UN ARTICLE POUR SOURIRE. Dans la vallée d’Elah au sud-ouest de Bethléem, une jeune Israélienne a créé un sanctuaire clandestin pour des centaines de chauves-souris blessées ou malades avec lesquelles elle partage sa vie.

« Elles ont ces grands yeux tristes comme des personnages de Disney », s’attendrit Nora Lifschitz, dont la voix est sans cesse recouverte par les cris stridents de ces mammifères volants.

La jeune femme au look alternatif – cheveux violets, piercings et tatouages sur l’ensemble du visage – est en train de materner 260 nouvelles pensionnaires récemment découvertes dans un bâtiment abandonné.

Elles ont rejoint les centaines de roussettes, une espèce de chauve-souris frugivore, qui ont transformé en vaste terrain de jeu le hangar de tôle qui servait autrefois de poulailler avant de devenir leur refuge.

A l’aide d’une seringue, deux jeunes volontaires aident Nora à alimenter les petites bêtes d’une dizaine de centimètres de haut qui étalent complaisamment leurs ailes sur la poitrine de leurs nourrices.

Les chauves-souris se suspendent par grappes à des peluches d’animaux pendues au plafond, la tête à l’envers, la gueule grande ouverte dans une grimace terrifiante qui révèle leur dentition de vampire.

Le sol est recouvert d’excréments et de restes de fruits pourris dont se nourrissent les roussettes. L’odeur est pestilentielle en ce mois de grosse chaleur.

A 29 ans, Nora Lifschitz, qui préfère qu’on l’appelle « juste Nora », s’est toujours occupée de toutes sortes d’animaux.
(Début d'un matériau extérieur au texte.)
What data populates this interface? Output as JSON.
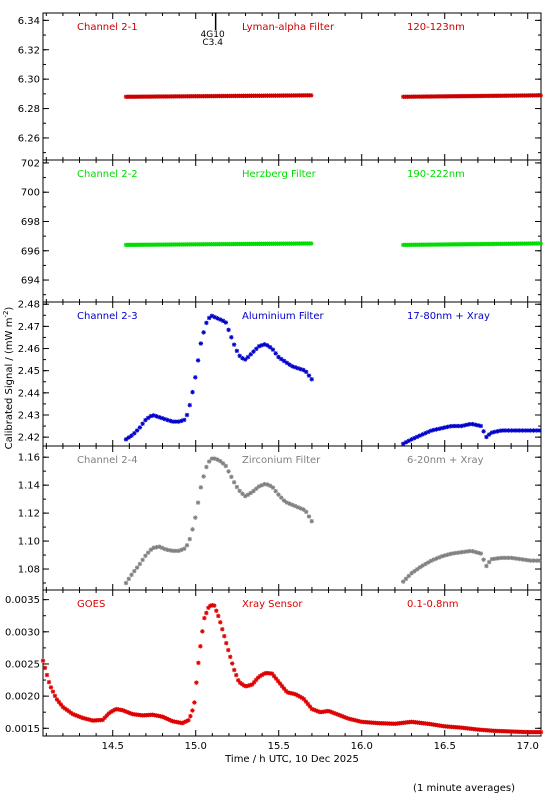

Mais elle a développé une attirance particulière pour les chauves-souris.

« Les chauves-souris me rappellent un peu les chiens, par leur côté fidèle et obéissant, mais aussi les chats pour leur indifférence, quand elles vous montrent clairement qu’elles ne sont pas d’humeur à traiter avec des humains », remarque-t-elle.

Elle a commencé en 2014 par porter secours à quelques chauves-souris blessées. Les roussettes ont envahi son appartement en plein Tel-Aviv. Il lui a alors fallu alors trouver un endroit plus approprié et plus discret.

Elle et son association « Atalef » (le mot hébreu pour chauve-souris et un acronyme de « Aide et soin aux chauves-souris ») ont trouvé sur internet les financements nécessaires et une nouvelle adresse.

Le repaire se trouve quelque part dans la célèbre vallée biblique d’Elah (ou Vallée des Térébinthes) où David combattit Goliath. Mais la jeune femme entend que l’endroit précis reste secret.

Nora, dont la chambre se trouve dans le hangar même, craint à la fois les voisins malveillants et les propriétaires d’animaux qui viendraient lui déposer leurs bêtes.

Le temps où les hommes cherchaient à piéger ou empoisonner les roussettes qu’ils voyaient comme néfastes à leurs activités semble révolu. Mais le ministère de l’Agriculture considère toujours les « Roussetus Aegyptiacus » comme « nuisibles ».

Nora dément: ses protégées se nourrissent de fruits pourris, sans nuire aux récoltes des cultivateurs puisque ceux-ci cueillent les fruits bien avant qu’ils ne soient mûrs, afin qu’ils se conservent plus longtemps.

En ville aussi, les roussettes ont mauvaise presse, en particulier à Tel-Aviv, où elles affectionnent certaines avenues bordées d’arbres et repeignent de leurs fientes les façades blanches des immeubles bourgeois et les pare-brise.

Le refuge se donne pour mission de relâcher les chauves-souris dans leur milieu naturel. Une fois soignées, Nora les laisse partir en ouvrant simplement une fenêtre.

« Elles vont et viennent jusqu’à ce qu’elles se sentent suffisamment en sécurité pour partir pour de bon », dit-elle.

Le propriétaire du poulailler, Shimon, un jeune fermier du village, est désormais fan de chauves-souris. « Je ne savais pas vraiment dans quoi je m’embarquais. Je n’y connaissais rien en chauves-souris. Maintenant, je les adore », confie-t-il.

Il aime l’idée qu’un poulailler où l’on élevait des animaux pour les tuer serve à présent à en sauver d’autres. Il a même prévu de planter à proximité des arbres fruitiers et d’installer un conduit qui y mènerait les roussettes pour festoyer.